Advance registration would not be the same without Penn Course Review, an institution that rests in the hands of a small group of students. 

Penn Labs is the brain behind Penn Course Review, as well as the PennMobile app and Events@Penn.

“PennLabs is a student-run organization that is dedicated to producing technology and providing open-source development on campus,” Engineering junior and Penn Labs co-director David Lakata said.

At the end of each semester, the University provides the group with aggregate totals from the course ratings, which the group uploads to the Penn Course Review website. David added that “without Penn Course Review, students would not have access to the ratings.”

The Penn Labs team meets twice a week and seeks to “balance maintaining old projects and building new ones,” College junior and co-director Adel Qalieh said.

Currently, the team is focusing on “revamping how Penn Course Review looks by making it easier to compare professors, showing current instructors and adding more infographics,” College senior and Penn Labs designer Reika Yoshino said.

In addition to Penn Course Review, PennLabs is consistently updating the PennMobile app , which launched in February and is currently being used by 20 percent of undergraduates. “New features include dining menus, transit navigation, access to Under the Button and connections to campus help — such as the mental health department or Penn Police,” Adel added.

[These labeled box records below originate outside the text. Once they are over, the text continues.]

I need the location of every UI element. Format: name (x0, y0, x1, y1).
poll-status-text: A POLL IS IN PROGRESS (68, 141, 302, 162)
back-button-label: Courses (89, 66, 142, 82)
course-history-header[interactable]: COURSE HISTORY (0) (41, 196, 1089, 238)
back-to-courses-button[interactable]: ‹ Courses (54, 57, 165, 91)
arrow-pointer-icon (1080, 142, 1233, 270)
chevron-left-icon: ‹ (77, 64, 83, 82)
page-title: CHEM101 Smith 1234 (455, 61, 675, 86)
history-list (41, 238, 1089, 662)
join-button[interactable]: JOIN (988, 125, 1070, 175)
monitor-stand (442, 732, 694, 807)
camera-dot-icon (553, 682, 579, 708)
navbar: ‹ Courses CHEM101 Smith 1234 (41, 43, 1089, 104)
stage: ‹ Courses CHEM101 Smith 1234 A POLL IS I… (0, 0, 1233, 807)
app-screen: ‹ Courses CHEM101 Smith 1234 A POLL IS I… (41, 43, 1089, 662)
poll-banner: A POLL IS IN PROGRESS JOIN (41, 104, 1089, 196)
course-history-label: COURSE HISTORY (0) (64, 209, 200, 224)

PennKey services, however, are still unable to be integrated into the app at this time due to security precautions.

Penn Labs' success in providing information regarding building locations, course information and dining menus to the University community has led Penn to be tied for first place in a ranking of the most data-friendly colleges .

The team is “actively looking for feedback from students to see in what ways we can make the projects better,” Adel said. All the codes are public on, which allows students to propose changes to it.

Other team members include Engineering junior Prakhar Bhandari and College and Engineering sophomore Jason Tang.